I need to monkey patch a third party application which uses tkinter
for testing purposes. Unfortunately, the third party app also uses matplotlib
, which also depends on tkinter
by default. It turns out that mocking tkinter
class in the way I’m currently doing it is breaking matplotlib
as evidenced by my recent question on stackexchange.
I don’t think there is a way around this without resulting in very ugly code, since it basically hijacks python’s import
mechanism. So an alternative solution is to force my test configuration to use a different backend such as Agg
, and let users use the default tkinter
based backend.
So, here’s my question: can I rely on matplotlib to always generate identical PNG files, regardless of backend? My test suite will be comparing image equality using PIL
and np.array_equal
, so they would always have to be identical.
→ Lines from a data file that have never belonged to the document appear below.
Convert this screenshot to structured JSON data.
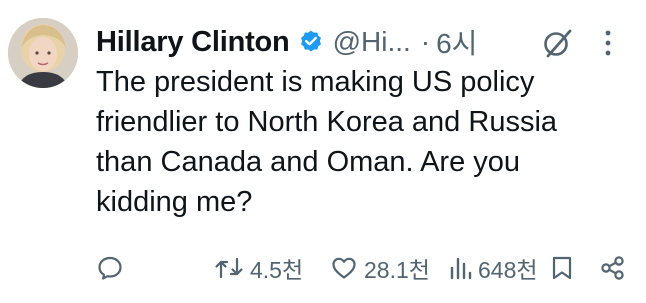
{
  "author": {
    "name": "Hillary Clinton",
    "handle": "@Hi...",
    "time": "6시",
    "verified": true,
    "verified_color": "#1d9bf0"
  },
  "header": {
    "separator": "·",
    "icons": [
      "grok-icon",
      "more-icon"
    ]
  },
  "tweet": {
    "text": "The president is making US policy\nfriendlier to North Korea and Russia\nthan Canada and Oman. Are you\nkidding me?"
  },
  "actions": {
    "reply": {
      "icon": "reply-icon",
      "count": ""
    },
    "retweet": {
      "icon": "retweet-icon",
      "count": "4.5천"
    },
    "like": {
      "icon": "heart-icon",
      "count": "28.1천"
    },
    "views": {
      "icon": "views-icon",
      "count": "648천"
    },
    "bookmark": {
      "icon": "bookmark-icon"
    },
    "share": {
      "icon": "share-icon"
    }
  },
  "colors": {
    "text": "#0f1419",
    "muted": "#536471",
    "verified": "#1d9bf0"
  }
}
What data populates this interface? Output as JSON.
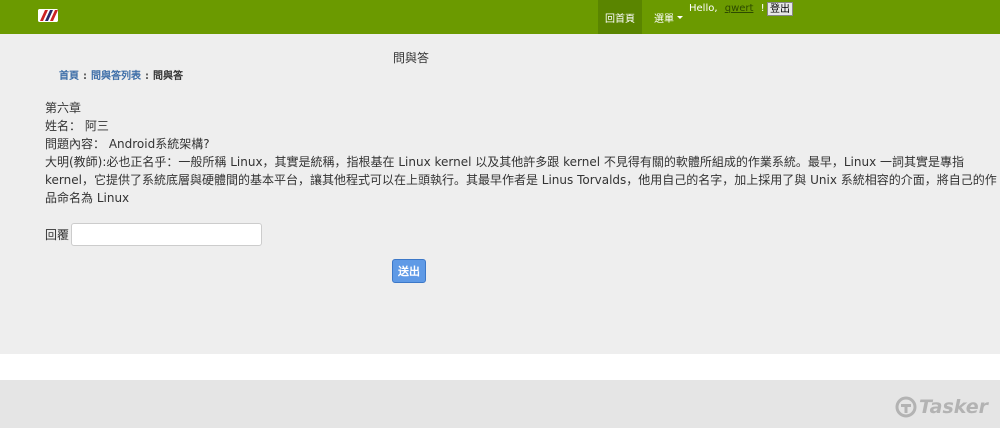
{
  "nav": {
    "home_label": "回首頁",
    "menu_label": "選單",
    "greeting_prefix": "Hello,",
    "username": "qwert",
    "greeting_suffix": "!",
    "logout_label": "登出"
  },
  "page": {
    "title": "問與答"
  },
  "breadcrumb": {
    "items": [
      "首頁",
      "問與答列表",
      "問與答"
    ],
    "separator": ":"
  },
  "question": {
    "chapter": "第六章",
    "name_line": "姓名： 阿三",
    "content_line": "問題內容： Android系統架構?",
    "answer": "大明(教師):必也正名乎：一般所稱 Linux，其實是統稱，指根基在 Linux kernel 以及其他許多跟 kernel 不見得有關的軟體所組成的作業系統。最早，Linux 一詞其實是專指 kernel，它提供了系統底層與硬體間的基本平台，讓其他程式可以在上頭執行。其最早作者是 Linus Torvalds，他用自己的名字，加上採用了與 Unix 系統相容的介面，將自己的作品命名為 Linux"
  },
  "reply": {
    "label": "回覆",
    "value": "",
    "submit_label": "送出"
  },
  "watermark": {
    "text": "Tasker"
  },
  "colors": {
    "navbar": "#6b9a00",
    "navbar_active": "#5a8500",
    "main_bg": "#eeeeee",
    "link": "#3d6ea8",
    "button": "#5f9ae6"
  }
}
I’ve tested it for a couple of simple cases, and this seems to hold true:
# agg.py
import matplotlib
import matplotlib.pyplot as plt
matplotlib.use("Agg")
fig = plt.figure()
ax = plt.gca()
ax.plot([1,2,2], label='test')
ax.plot([1,1,1])
ax.legend()
ax.grid()
plt.savefig('agg.png')
# tk.py
import matplotlib
import matplotlib.pyplot as plt
fig = plt.figure()
ax = plt.gca()
ax.plot([1,2,2], label='test')
ax.plot([1,1,1])
ax.legend()
ax.grid()
plt.savefig('tk.png')
# compare.py
from PIL import Image
import pdb
import numpy as np
tk = np.array(Image.open('tk.png'))
agg = np.array(Image.open('agg.png'))
assert np.array_equal(tk, agg)
Running the above in succession from a powershell prompt python .\agg.py; python .\tk.py; python .\compare.py
results in no assertion error, indicating that the images are identical.
So, it seems to be independent of backend for this simple example, but can I always rely on this to be true?